The morning started off worse than an old Beatles album. Yesterday, before I could wake up, fall out of bed and drag a comb across my head, I discovered that she'd already left home. There I was, minding my own business, sleeping, when I was instantly awake--just sat straight up . . . Awake. I thought that only happened in the movies. I looked at the clock, 5:20 a.m., went out to see if my daughter ever locked the back door (she was outside at midnight on her cell phone . . . "be right in, daddy!" she said). I was asleep even before I got in bed at quarter after midnight . . .
Now, I was standing there looking at the unlocked back door. Oh well. She probably forgot. My three girls share a room right across from the bathroom . . . I looked on them on my way to "check the plumbing" and noticed my oldest daughter's comforter and pillows were gone, clothes strewn everywhere.
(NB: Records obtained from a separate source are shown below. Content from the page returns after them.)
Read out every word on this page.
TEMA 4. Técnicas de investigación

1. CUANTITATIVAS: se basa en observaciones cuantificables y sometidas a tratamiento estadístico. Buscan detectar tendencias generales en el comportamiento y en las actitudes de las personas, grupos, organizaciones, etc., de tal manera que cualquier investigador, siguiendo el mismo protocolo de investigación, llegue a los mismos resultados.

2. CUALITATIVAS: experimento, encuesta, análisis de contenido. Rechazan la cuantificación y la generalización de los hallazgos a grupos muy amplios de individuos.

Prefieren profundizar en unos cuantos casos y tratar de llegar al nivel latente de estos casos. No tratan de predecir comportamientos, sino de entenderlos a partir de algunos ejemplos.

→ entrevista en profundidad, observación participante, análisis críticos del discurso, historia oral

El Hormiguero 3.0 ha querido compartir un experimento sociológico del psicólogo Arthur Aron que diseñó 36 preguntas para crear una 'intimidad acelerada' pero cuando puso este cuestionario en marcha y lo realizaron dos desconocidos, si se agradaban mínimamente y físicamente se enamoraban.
Top bunk empty . . .
No 'Lisa.
I look in the lower bunk where two sisters lay sleeping. . .
No 'Lisa.
I checked her oldest brother's room . . .
No 'Lisa.
I checked her little brother's room . . .
No 'Lisa.
I checked my room . . .
No 'Lisa.
I checked the couch . . .
No 'Lisa.
I checked outside . . .
No 'Lisa.

Thus began my morning.

By this time my wife woke and I asked her if she knew where our 18 year-old was . . . And thus began her morning.

A call on the cell-phone . . . She is an hour away at her "friend's" house. She ran away. She is 18, you know. Doesn't matter she is 12 weeks away from finishing High School. She is with her "friend." She has walked out on her job, responsibilities, etc. to go and make a life for herself.

The scariest thing about all this is that I know exactly what she is thinking, how she is thinking and why she is thinking it. Been there, done that.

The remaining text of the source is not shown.